Mesmo com o impacto das novas tarifas impostas pelos Estados Unidos, as exportações brasileiras têm mostrado fôlego. Um levantamento da economista Lia Valls, pesquisadora associada do FGV/Ibre e professora da UERJ, revela que metade dos dez produtos mais exportados aos EUA em setembro conseguiu compensar total ou parcialmente as perdas, redirecionando vendas para outros mercados.
Segundo Valls, o cenário ainda é incerto, mas os dados iniciais indicam que “o desastre para as exportações brasileiras não está acontecendo em um primeiro momento”, e que há um “grau de resiliência” nos embarques.
Dados da Secex (Secretaria de Comércio Exterior) mostram que essa compensação ocorreu de duas formas: aumento das vendas para outros países ou redução menos intensa nas exportações fora do mercado americano.
Um exemplo é o dos produtos semimanufaturados de ferro e aço, cujas vendas aos EUA caíram 7,7% em setembro, enquanto para o restante do mundo o recuo foi de apenas 5,2%. O México e a Polônia, que não haviam importado esses produtos no mesmo mês de 2024, compraram respectivamente US$ 24,1 milhões e US$ 19,1 milhões neste ano, ajudando a equilibrar os números.
As carnes bovinas desossadas e as preparações alimentícias de bovinos também apresentaram forte redirecionamento.

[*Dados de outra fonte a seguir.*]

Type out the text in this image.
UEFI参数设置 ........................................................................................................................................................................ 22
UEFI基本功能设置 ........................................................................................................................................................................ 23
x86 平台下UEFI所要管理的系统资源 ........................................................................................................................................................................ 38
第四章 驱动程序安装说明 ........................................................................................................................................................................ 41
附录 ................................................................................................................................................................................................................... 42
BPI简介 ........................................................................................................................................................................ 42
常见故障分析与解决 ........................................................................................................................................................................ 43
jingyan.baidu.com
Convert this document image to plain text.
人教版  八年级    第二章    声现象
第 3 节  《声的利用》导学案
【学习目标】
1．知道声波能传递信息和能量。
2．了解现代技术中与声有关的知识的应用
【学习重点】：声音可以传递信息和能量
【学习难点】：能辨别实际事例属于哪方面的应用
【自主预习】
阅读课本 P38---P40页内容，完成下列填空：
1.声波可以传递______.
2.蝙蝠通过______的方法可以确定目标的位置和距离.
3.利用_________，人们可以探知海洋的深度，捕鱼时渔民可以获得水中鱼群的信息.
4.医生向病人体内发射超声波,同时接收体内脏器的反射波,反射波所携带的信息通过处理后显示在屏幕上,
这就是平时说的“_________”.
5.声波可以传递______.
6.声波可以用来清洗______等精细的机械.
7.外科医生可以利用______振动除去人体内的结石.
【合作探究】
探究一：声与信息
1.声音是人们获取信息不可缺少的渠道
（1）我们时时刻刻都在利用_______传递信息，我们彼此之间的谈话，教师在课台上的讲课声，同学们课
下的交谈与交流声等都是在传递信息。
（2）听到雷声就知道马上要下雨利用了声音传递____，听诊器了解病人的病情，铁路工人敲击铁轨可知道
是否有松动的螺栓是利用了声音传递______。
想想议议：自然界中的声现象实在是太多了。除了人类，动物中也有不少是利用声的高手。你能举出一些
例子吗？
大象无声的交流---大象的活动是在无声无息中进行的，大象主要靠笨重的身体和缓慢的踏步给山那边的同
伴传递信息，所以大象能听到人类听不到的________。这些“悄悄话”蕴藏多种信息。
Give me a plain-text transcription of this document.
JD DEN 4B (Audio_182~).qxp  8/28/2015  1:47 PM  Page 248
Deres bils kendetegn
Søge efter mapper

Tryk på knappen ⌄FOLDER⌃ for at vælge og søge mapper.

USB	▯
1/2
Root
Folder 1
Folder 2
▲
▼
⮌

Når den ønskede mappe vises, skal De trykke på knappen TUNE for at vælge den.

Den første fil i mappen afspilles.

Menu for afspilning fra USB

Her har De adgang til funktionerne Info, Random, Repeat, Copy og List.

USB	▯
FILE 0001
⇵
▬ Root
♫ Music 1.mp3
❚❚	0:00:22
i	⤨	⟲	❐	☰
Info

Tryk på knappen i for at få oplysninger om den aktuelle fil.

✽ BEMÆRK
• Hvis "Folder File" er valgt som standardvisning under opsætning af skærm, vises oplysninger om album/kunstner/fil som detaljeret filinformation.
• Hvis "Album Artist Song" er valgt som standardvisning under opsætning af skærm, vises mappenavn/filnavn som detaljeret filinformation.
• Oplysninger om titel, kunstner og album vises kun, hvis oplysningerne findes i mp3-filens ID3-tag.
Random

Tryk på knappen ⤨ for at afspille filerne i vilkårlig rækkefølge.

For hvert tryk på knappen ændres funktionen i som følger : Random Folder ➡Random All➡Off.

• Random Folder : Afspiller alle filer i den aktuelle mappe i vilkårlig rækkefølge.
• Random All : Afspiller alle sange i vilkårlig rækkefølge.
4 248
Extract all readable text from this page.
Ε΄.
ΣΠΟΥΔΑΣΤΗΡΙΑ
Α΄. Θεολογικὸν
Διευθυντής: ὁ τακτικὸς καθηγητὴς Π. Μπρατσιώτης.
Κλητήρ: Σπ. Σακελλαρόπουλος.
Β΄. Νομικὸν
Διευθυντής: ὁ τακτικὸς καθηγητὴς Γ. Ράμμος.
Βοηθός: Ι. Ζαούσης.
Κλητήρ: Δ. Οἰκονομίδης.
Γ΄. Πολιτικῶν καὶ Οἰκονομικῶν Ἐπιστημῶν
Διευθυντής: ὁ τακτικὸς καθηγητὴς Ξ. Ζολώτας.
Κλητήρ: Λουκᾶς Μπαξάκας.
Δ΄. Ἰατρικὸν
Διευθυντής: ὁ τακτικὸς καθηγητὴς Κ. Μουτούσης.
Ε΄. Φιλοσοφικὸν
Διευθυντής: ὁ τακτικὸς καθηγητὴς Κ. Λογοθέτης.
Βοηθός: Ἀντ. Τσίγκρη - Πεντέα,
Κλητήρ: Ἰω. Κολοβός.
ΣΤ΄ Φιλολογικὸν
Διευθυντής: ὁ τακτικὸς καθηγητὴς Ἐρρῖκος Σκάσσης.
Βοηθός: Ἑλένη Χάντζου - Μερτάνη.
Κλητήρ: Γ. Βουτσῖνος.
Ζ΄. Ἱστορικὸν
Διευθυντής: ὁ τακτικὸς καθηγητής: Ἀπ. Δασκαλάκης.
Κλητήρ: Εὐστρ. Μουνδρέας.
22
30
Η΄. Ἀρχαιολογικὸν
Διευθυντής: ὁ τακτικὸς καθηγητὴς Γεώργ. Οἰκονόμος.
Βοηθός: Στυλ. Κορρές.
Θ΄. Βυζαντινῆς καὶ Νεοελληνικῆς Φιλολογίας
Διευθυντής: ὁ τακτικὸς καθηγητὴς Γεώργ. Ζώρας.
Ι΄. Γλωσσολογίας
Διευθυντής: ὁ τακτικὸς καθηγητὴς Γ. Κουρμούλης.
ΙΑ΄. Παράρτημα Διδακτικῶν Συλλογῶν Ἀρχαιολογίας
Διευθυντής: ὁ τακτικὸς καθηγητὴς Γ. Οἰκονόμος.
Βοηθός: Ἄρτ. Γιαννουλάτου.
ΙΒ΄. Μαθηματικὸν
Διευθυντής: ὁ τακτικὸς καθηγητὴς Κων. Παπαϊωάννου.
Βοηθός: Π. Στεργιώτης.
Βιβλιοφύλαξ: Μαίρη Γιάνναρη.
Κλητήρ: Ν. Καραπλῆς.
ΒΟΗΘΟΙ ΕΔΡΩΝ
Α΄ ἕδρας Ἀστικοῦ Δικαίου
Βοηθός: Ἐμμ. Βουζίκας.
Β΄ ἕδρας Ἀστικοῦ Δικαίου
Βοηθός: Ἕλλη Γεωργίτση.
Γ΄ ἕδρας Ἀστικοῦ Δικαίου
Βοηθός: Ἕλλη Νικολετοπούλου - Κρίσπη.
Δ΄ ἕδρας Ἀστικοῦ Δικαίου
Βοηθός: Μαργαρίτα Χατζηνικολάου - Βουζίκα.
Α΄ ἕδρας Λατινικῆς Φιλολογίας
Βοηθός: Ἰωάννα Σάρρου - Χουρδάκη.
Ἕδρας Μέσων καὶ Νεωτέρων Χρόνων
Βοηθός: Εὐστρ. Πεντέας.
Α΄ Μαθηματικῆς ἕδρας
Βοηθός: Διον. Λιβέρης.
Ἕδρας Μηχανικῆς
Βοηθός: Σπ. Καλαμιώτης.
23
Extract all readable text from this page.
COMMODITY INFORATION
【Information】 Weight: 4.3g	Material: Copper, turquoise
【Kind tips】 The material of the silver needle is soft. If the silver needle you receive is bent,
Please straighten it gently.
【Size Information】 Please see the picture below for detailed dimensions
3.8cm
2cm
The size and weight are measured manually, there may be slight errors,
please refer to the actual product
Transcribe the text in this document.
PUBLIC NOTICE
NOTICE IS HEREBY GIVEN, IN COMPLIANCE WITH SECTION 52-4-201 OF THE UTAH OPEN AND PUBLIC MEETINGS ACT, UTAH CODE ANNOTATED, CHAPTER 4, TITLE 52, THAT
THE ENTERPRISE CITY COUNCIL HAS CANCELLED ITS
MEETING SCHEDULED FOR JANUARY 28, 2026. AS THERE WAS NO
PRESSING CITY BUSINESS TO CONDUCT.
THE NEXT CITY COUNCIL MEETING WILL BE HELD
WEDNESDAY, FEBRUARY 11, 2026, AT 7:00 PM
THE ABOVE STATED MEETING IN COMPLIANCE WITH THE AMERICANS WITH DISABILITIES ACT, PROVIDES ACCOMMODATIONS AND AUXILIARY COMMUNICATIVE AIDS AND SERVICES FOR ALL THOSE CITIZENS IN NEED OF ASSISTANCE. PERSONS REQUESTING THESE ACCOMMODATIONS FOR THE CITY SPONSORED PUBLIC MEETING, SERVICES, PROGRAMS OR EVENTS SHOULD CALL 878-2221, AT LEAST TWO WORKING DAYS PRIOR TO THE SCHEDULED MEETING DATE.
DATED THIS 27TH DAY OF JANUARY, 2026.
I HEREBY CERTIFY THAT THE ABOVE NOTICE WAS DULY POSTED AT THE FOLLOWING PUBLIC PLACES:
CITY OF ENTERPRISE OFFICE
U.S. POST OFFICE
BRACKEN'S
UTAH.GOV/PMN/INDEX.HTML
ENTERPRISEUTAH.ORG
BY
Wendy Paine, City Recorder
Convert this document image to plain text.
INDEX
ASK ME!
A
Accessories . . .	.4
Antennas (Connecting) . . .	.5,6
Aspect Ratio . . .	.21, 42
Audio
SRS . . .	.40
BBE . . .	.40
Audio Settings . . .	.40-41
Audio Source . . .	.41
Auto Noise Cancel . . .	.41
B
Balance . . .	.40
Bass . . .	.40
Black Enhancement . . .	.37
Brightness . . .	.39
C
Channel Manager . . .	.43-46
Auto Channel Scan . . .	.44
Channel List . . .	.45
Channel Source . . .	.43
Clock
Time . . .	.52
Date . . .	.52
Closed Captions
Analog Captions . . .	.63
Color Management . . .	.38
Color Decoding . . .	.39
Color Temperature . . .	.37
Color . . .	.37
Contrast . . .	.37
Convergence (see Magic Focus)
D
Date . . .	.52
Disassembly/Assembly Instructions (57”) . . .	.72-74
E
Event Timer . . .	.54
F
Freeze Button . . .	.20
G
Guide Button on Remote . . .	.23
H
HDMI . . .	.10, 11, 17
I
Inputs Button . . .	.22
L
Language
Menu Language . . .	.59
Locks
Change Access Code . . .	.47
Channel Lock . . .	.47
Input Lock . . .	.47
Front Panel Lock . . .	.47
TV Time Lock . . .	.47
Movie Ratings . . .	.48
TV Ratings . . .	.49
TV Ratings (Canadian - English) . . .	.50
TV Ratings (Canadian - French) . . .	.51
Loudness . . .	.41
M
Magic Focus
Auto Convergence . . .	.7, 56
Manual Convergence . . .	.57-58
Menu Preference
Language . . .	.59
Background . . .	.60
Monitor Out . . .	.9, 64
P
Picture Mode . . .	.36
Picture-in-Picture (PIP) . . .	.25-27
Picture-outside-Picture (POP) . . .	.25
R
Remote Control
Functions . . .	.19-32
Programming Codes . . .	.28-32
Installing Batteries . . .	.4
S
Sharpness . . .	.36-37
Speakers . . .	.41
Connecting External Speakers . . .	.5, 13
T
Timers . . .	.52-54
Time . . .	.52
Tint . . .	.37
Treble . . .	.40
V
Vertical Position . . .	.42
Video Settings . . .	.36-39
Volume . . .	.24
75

Apesar da queda de 66% e 20,5% nas vendas aos EUA, os embarques cresceram 71,9% e 39,3% para outros destinos, principalmente China (alta de 75,4%) e México (354,8%).
O café não torrado também sentiu o impacto das tarifas, com queda de 29% nas exportações aos americanos, mas o avanço de 17,5% para outros países — especialmente Alemanha (+48,9%) e Turquia (+59,3%) — ajudou a suavizar as perdas.
Já o sebo bovino teve redução de 7,1% nas vendas para os EUA, mas um expressivo aumento de 70,2% para outros países, com destaque para a África do Sul, onde as exportações cresceram 231,2%.
Somando esses cinco produtos, a queda de US$ 127,9 milhões nas vendas aos americanos foi mais do que compensada por um aumento de US$ 808,4 milhões nas exportações destinadas a outros mercados.
Diversificação é a chave nas exportações
Para Lia Valls, os exportadores que mantêm negócios com múltiplos destinos são os mais protegidos contra os efeitos do tarifaço.
“Principalmente quem exporta para vários mercados conseguiu reagir bem, com destaque para empresas multinacionais, que conseguem desviar suas exportações para outros mercados.”, explica em reportagem da Folha de S. Paulo.
Ela destaca, no entanto, que setores altamente dependentes do mercado americano — como os de produtos manufaturados e bens com especificações técnicas rígidas — enfrentam mais dificuldades para se adaptar rapidamente.
Perspectivas e negociações
O crescimento do comércio global também tem ajudado o Brasil. De acordo com a OMC (Organização Mundial do Comércio), o volume mundial de trocas comerciais aumentou 4,9% no primeiro semestre de 2025, impulsionado pela antecipação de exportações antes do tarifaço e pelo bom desempenho das economias. A previsão de crescimento para o comércio global neste ano foi revisada de 0,9% para 2,4%.
Mesmo assim, Valls lembra que o mercado americano continua sendo estratégico para o Brasil:
“Os EUA são o segundo maior mercado do Brasil e o maior importador mundial”, afirma. “Uma parte você consegue desviar, mas pode ser um primeiro impulso. Precisaremos esperar os próximos dados para saber o que vai acontecer.”
O futuro das exportações dependerá, em grande parte, das negociações diplomáticas entre Brasil e EUA. A primeira reunião presencial sobre o tema está marcada para esta quinta-feira (16), reunindo o ministro das Relações Exteriores Mauro Vieira, o secretário de Estado americano Marco Rubio e o representante comercial dos EUA Jamieson Greer.